Post
Topic
Board Service Discussion
Re: GAW Zen Hashlet PayCoin unofficial uncensored discussion. ALWAYS MAKE MONEY :-)
by
ikeboy
on 24/12/2014, 21:57:37 UTC
My scripts started getting banned from the IP address by hashtalk, so I'm posting them here. Please run them on any server that you don't need to browse hashtalk on.

>cat archivehashtalk.sh
sed -ne 's/.*\(http[^"]*\).*/\1/p' < archive.json >archive.list
while read in; do archive.sh "$in";done
>cat archive.sh
curl --data url=$1 https://archive.today/submit/

>cat run.sh
while true
do
archivehashtalk.sh
done

>cat scrapesite.py
from scrapy.item import Field, Item
from scrapy.contrib.spiders import CrawlSpider, Rule
from scrapy.contrib.linkextractors import LinkExtractor


class SampleItem(Item):
    link = Field()


class SampleSpider(CrawlSpider):
    name = "sample_spider"
    allowed_domains = ["hashtalk.org"]
    start_urls = ["https://hashtalk.org"]

    rules = (
        Rule(LinkExtractor(), callback='parse_page', follow=True),
    )

    def parse_page(self, response):
        item = SampleItem()
        item['link'] = response.url
        return item



Instructions: install scrapy. Create all these files with the names I have in one directory. Install tmux to run multiple commands at once. Run "scrapy runspider scrapesite.py -t json -o archive.json". Open a new tmux terminal. Run ./run.sh . When you get banned (you'll see 403 errors coming from scrapy), try to switch your public ip address. I'm doing this on ec2 free tier, but maybe people have better lying around.

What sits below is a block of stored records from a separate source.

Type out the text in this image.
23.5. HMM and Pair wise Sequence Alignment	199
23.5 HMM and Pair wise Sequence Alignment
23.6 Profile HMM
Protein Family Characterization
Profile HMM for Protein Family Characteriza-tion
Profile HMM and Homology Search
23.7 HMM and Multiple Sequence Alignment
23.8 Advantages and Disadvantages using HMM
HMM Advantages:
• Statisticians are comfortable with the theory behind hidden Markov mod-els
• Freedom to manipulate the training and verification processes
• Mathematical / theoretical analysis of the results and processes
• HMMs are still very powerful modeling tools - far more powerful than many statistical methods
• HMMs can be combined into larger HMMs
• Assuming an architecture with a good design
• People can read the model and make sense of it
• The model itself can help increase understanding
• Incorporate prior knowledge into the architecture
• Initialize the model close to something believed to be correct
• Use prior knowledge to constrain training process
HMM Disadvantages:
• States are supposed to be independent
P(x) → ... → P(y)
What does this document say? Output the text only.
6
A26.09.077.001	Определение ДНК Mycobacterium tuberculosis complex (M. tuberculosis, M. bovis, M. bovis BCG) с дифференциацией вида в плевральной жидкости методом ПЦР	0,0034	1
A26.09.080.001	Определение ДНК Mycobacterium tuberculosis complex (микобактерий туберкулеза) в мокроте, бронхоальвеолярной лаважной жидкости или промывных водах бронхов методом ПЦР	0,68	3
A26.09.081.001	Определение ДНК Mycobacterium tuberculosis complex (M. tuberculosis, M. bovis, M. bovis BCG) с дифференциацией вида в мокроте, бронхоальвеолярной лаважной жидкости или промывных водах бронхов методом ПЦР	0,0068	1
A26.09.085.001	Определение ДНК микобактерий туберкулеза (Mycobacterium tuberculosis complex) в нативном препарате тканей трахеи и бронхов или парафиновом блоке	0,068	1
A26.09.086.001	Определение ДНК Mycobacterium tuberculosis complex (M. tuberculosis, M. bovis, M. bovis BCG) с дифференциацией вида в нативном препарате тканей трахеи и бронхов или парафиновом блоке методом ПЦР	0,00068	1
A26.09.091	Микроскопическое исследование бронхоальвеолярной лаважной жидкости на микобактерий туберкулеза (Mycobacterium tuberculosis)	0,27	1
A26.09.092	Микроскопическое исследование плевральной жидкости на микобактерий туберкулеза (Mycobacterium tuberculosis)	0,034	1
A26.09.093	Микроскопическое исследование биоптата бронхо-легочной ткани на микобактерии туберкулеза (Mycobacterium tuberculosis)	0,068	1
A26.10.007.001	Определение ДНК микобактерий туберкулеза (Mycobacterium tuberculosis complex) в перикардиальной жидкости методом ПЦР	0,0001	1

I know the code is a little hacked up, but it works, and nobody else was doing it. I don't want to provide support for this; there should be enough people seeing this who know what to do, and we only need a few to catch all the pages. If you know code and understand what I'm doing, and think it should be done differently, I'll take advice.